Von Paul Vorreiter | 21.12.2016
    Ein Mann hockt vor einer erleuchteten Fläche aus Kerzen und Blumen am Breitscheidplatz
    Gedenken für die Anschlagopfer am Breitscheidplatz in Berlin am Abend nach der Tat. (imago stock&people)
    Einige Meter unter der Oberfläche scheint in Berlin alles seinen gewohnten Lauf zu nehmen. Die Menschen steigen in die U-Bahn ein und aus, spielen während der Fahrt auf ihren Smartphones herum, gehen dem Alltag nach.
    Nichts vom Alltag spürt man dagegen oberirdisch, auf dem Breitscheidplatz in Berlin, dem Unglücksort, an dem ein Lastwagen in eine Menschenmenge gerast ist.
    Einige dutzend Meter von der Stelle, an der der Sattelzug zum Stehen gekommen ist, legen Menschen Kerzen nieder.
    "Wenn ich die schönen Blumen und Kerzen sehe, dann könnte ich schon beinahe weinen. Da drüben habe ich auch eine Kerze abgestellt, deswegen bin ich auch hergekommen."
    Monika Heide weiß nicht so recht, wie sie mit dem Unglück umgehen soll.
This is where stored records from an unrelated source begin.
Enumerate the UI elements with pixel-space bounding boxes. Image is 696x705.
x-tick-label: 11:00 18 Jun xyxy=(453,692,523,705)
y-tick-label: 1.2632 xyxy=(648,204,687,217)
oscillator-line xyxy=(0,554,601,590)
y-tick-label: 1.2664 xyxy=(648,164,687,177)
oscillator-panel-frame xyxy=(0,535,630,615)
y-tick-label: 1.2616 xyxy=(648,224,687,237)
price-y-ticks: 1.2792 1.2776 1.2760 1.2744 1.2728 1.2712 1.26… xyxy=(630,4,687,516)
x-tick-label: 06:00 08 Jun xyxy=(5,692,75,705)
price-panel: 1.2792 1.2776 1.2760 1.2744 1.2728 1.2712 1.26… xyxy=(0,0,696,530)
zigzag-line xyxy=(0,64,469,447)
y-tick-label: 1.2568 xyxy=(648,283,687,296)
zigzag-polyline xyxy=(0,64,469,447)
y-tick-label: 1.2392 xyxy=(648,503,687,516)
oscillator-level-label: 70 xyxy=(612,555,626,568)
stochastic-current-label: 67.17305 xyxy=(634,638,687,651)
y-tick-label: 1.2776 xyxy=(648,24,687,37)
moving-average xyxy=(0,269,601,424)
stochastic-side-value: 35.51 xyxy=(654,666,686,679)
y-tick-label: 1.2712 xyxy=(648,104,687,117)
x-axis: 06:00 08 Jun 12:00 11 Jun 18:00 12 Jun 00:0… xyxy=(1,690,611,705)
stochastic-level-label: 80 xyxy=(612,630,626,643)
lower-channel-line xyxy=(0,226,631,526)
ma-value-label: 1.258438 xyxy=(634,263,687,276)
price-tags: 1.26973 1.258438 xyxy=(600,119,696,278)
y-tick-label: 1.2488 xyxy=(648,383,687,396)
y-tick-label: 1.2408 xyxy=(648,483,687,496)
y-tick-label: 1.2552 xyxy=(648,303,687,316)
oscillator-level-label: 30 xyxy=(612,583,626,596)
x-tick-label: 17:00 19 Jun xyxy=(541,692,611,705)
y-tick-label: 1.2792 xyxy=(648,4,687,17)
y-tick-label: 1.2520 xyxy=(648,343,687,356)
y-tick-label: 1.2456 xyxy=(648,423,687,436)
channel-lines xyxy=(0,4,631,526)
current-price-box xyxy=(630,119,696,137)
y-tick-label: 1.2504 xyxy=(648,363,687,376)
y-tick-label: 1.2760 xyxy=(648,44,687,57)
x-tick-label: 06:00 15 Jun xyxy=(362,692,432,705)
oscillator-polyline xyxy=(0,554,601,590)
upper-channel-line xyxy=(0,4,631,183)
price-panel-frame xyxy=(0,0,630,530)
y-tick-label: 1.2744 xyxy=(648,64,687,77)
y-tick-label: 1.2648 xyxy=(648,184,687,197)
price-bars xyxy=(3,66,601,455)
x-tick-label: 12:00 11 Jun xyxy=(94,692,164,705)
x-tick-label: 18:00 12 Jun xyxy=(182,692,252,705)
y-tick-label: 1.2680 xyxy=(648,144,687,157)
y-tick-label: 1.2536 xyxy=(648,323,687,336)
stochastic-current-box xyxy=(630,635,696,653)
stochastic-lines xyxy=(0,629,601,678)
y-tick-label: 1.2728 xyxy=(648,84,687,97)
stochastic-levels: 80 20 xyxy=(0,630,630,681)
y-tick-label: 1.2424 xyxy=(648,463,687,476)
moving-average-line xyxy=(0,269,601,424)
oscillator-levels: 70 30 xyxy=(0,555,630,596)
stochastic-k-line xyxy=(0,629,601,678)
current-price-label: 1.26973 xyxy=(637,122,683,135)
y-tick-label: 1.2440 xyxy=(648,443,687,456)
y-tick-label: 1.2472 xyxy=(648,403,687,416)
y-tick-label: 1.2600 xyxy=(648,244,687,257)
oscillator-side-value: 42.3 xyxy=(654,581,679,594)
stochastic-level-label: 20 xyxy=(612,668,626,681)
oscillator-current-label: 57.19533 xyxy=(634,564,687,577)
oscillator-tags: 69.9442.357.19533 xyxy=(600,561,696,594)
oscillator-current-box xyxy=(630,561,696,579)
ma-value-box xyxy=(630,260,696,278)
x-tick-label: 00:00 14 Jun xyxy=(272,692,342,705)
    "Da drüben, ja, da standen auch sehr viele Leute, keiner hat gesprochen, alle standen richtig ergriffen da und haben auf die Blumen und auf die Kerzen geguckt und die Schilder, das ist ja rührend, was die Leute schreiben, also sehr schön fand ich 'Give peace a chance'."
    Streit über politische Konsequenzen
    Die Charlottenburgerin wohnt nur einen Kilometer von der Gedächtniskirche entfernt. Während die einen so wie sie still an die Opfer denken und das was hier passiert ist, streiten sich andere über die politischen Konsequenzen:
    "Ich bin sehr emotional im Moment, weil - diese Ungerechtigkeit. Man will hier den Bürgerkrieg. Ich kann mich nicht äußern richtig, entschuldigen Sie, er hat mich gefragt, was hier abgeht."
    "Die deutsche Bevölkerung unterhält sich über ihre verschiedenen Ansichten zu diesem Problem."
    "Hier war eine der Willkommenskultur, die uns hier nervt. Also ich hoffe der nächste Geisterfahrer fährt mal in das Bundeskanzleramt rein, das fände ich viel besser."
    "Also was erzählen Sie da für eine Kacke? Kriegen Sie das überhaupt mit ? Können Sie sich selber zuhören?"
    "Merken sie meinen Ärger nicht?"
    "Deswegen muss man jetzt selber propagieren andere Leute umzubringen, wenn andere umgebracht wurden."
    "Merkel will alle Grenzen offen haben, dann sage ich, ok, dann soll Sie den Besuch bekommen. ich möchte Grenzen haben und Kontrollen - und wenn man im Bundeskanzleramt schön geschützt ist mit Bodyguards, Personenschutz und Mauern und Zäunen, da lässt sich gut reden."
    "Es war absehbar"
    Etwa zehn Meter weiter steht ein mittelalter Mann mit grauer Jacke, die Hände in den Hosentaschen: Dieter Biermann. Er nimmt an dieser Debatte nicht teil.
    "Die ganze Szene hier ist natürlich schon bedrückend, muss man sagen. Mehr als traurig bin ich eigentlich wütend, dass es überhaupt so weit gekommen ist, weil es war absehbar gewesen, jeder hat damit gerechnet, irgendwann erwischt es Deutschland."
    Wenig zuversichtlich hört sich Dieter Biermann an, ohnmächtig fühlt er sich. Er schaut auf die Gedächtniskirche und denkt über das nach, was gestern passiert ist:
    "Mein Sohn hat da hinten 'nen Stand am anderen Ende vom Markt gehabt und war schon ziemlich in Sorge, als der dann anrief und dann geschildert hat, was passiert ist, konnte das auch nur aus der Ferne sehen, ist zuerst von 'nem Unfall ausgegangen. Eer sagte, da ist ein LKW reingerauscht und als ich den am Telefon gehört habe, habe ich sofort gesagt, er soll den Laden dicht machen und sofort zurückkommen, weil wer weiß, was da noch passiert."